(Foto ANSA/SIR)

Come ogni anno siamo arrivati a celebrare solennemente i Santi: in un unico sguardo contemplativo abbracciamo tutta la Gerusalemme celeste e i suoi cittadini, e non possiamo non sospirare, invidiando (santamente) la gioia serena di chi vive già nella vittoria definitiva di Dio.
Quando infatti il nostro sguardo riscende alla nostra altezza, nella polvere e nel rumore delle vie della terra, troviamo gli strascichi (psicologici prima ancora che fisici) di una pandemia, i clangori e le grida della guerra, gli ardori indebiti di una montante crisi ecologica… è proprio vero: “vita hominis militia”, “la vita dell’uomo è una battaglia”, e gioia e felicità sembrano costituirsi sempre, qui, come piccole oasi tra una sfida e l’altra. Soltanto in Cielo saremo beati, in greco “macharioi”, ovvero “privi di tormento/turbamento”.

Quella della beatitudine è una gestazione travagliata, come ci dice anche l’Apocalisse, che descrive la Chiesa in preda alle doglie del parto mentre è insidiata dall’antico serpente (cfr. Ap 12, 2). È il travaglio della vita terrena, che con tutte le sue sofferenze ci sfida ad andare comunque avanti, senza stancarci né scoraggiarci, fino a quando potremo riposare in Patria.

In tutto questo i Santi, che sono già approdati, non stanno a guardare: glorificati, e non disumanizzati, vivono l’empatia con i loro simili accentuata dalla carità perfetta, e fanno il tifo per noi, in attesa di averci come compagni.

Ogni segmento del visibile, dall’elettrone in su, è l’esito di infiniti processi interni e invisibili; questo vale tanto più per la storia nel suo insieme, guidata dalle correnti sommerse della Grazia anche (e specialmente) laddove la tenebra si acuisce, e queste correnti luminose hanno una voce corale che segue una sinfonia cosmica: la voce degli uomini e delle donne giunti al compimento, che non si dimenticano dei loro fratelli ancora immersi nel fango (l’oblio non è una caratteristica della vera beatitudine, perché l’amore non oblia), e intercedono per loro.

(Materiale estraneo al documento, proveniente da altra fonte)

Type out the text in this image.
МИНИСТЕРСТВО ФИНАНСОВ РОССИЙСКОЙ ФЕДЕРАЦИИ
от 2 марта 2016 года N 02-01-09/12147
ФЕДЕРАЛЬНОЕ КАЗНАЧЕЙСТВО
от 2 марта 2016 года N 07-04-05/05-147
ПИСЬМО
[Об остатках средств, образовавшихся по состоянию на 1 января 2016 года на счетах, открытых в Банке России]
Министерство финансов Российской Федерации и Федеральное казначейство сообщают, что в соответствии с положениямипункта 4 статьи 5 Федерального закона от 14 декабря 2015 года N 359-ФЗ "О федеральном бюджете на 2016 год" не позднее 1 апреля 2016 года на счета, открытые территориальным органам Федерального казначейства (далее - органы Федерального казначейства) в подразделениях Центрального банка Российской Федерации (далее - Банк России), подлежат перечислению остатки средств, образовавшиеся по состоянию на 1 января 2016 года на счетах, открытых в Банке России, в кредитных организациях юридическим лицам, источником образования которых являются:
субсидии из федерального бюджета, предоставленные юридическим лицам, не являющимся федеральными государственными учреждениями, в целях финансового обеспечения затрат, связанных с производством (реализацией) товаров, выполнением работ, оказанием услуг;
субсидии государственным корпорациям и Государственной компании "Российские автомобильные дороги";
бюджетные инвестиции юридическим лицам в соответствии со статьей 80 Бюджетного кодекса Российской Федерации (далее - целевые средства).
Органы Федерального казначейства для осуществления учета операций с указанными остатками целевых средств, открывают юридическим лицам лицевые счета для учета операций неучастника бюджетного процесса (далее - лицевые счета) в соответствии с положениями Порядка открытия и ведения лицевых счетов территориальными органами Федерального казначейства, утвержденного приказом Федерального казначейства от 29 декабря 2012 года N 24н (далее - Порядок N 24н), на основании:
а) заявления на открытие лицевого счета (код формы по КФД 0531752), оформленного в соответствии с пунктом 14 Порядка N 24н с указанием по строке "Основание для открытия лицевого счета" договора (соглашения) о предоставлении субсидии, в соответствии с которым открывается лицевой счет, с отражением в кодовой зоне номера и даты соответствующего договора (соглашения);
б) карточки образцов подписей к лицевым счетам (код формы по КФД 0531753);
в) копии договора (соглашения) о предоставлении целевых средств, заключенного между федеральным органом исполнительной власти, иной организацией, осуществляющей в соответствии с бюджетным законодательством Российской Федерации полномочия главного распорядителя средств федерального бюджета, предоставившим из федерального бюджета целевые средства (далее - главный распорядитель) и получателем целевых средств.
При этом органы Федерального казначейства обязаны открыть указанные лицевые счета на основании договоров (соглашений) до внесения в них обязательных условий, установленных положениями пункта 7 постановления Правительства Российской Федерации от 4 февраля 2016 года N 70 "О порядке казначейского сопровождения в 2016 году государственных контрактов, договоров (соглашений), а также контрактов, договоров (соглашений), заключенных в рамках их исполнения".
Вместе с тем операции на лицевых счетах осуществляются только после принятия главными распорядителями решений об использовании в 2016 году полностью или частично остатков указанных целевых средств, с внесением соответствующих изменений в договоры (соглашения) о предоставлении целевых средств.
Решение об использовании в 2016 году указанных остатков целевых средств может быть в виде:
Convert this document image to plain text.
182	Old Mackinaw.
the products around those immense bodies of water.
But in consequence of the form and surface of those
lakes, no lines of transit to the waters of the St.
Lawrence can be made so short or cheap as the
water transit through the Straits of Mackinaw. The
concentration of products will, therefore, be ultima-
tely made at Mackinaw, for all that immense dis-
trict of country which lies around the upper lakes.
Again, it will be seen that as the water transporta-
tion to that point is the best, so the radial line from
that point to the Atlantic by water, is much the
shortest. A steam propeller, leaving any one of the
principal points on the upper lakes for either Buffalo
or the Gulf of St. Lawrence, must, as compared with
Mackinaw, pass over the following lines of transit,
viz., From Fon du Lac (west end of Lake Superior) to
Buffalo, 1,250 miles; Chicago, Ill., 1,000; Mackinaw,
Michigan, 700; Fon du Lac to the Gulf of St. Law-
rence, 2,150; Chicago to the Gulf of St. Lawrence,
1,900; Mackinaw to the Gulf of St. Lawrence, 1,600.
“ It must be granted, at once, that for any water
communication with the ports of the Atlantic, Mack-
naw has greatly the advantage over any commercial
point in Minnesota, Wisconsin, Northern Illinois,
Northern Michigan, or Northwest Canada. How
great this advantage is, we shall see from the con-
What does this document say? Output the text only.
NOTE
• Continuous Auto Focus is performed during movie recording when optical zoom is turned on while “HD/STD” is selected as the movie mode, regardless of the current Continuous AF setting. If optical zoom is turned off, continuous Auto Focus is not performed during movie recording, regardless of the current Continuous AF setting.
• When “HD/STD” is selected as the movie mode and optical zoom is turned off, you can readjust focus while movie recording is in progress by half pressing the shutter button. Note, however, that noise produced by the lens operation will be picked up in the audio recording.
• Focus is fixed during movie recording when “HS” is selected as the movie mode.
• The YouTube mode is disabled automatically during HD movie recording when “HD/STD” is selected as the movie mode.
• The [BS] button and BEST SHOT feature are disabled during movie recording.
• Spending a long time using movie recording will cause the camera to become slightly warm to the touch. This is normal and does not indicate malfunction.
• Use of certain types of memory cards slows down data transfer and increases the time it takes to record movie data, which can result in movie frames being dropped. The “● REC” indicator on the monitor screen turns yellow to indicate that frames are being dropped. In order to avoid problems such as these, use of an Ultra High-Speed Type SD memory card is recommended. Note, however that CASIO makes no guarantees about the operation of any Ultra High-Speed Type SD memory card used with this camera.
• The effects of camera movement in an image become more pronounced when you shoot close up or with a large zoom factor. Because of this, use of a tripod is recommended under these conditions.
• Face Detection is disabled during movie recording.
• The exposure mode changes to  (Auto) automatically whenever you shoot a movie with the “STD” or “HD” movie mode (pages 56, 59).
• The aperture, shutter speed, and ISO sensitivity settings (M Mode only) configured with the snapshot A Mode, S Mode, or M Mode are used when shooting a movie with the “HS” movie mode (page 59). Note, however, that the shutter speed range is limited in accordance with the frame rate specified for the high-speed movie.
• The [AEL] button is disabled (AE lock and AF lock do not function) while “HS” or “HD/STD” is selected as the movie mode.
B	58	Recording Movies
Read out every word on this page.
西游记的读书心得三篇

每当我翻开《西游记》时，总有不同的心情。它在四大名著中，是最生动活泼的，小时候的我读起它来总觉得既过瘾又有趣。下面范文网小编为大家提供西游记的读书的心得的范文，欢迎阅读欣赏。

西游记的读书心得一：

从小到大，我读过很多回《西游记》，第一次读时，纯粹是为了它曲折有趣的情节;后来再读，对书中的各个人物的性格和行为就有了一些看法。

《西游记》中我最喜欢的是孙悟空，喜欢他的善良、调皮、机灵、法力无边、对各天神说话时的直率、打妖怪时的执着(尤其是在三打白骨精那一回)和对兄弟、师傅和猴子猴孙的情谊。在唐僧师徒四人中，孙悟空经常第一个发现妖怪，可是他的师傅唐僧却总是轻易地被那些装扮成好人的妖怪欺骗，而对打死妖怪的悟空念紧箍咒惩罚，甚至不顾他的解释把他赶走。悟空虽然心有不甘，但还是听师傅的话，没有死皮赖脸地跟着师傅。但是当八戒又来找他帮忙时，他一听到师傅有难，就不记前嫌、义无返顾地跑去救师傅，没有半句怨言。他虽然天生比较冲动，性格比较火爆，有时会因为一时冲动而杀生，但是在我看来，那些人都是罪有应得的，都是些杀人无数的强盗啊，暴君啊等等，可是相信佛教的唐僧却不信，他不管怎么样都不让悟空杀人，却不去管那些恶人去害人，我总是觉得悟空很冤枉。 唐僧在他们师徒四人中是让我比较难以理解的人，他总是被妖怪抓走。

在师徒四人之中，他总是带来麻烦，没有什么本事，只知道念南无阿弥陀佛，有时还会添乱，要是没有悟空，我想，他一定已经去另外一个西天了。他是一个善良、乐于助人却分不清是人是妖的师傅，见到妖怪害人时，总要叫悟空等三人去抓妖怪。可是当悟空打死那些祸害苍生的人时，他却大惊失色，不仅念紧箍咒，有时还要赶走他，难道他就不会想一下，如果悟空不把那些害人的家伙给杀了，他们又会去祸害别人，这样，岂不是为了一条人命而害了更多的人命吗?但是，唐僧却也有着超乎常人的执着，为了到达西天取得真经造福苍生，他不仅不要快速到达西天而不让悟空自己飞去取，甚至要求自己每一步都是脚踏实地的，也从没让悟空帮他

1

Mentre la guerra piaga un mondo già sfinito dalla malattia, oltre a cercare la pace tra noi dobbiamo cercare l’aiuto dei Santi, guardando alla loro comunione come unico esempio di umanità riconciliata perfettamente al di là di ogni razza, provenienza e storia: questo ci insegna ancora una volta che tale unione può compierla solo il riconoscersi amati da Dio e che, forse, solo in Cielo tale pace perfetta sarà possibile ai nostri cuori ostinati, che lì finalmente troveranno pace.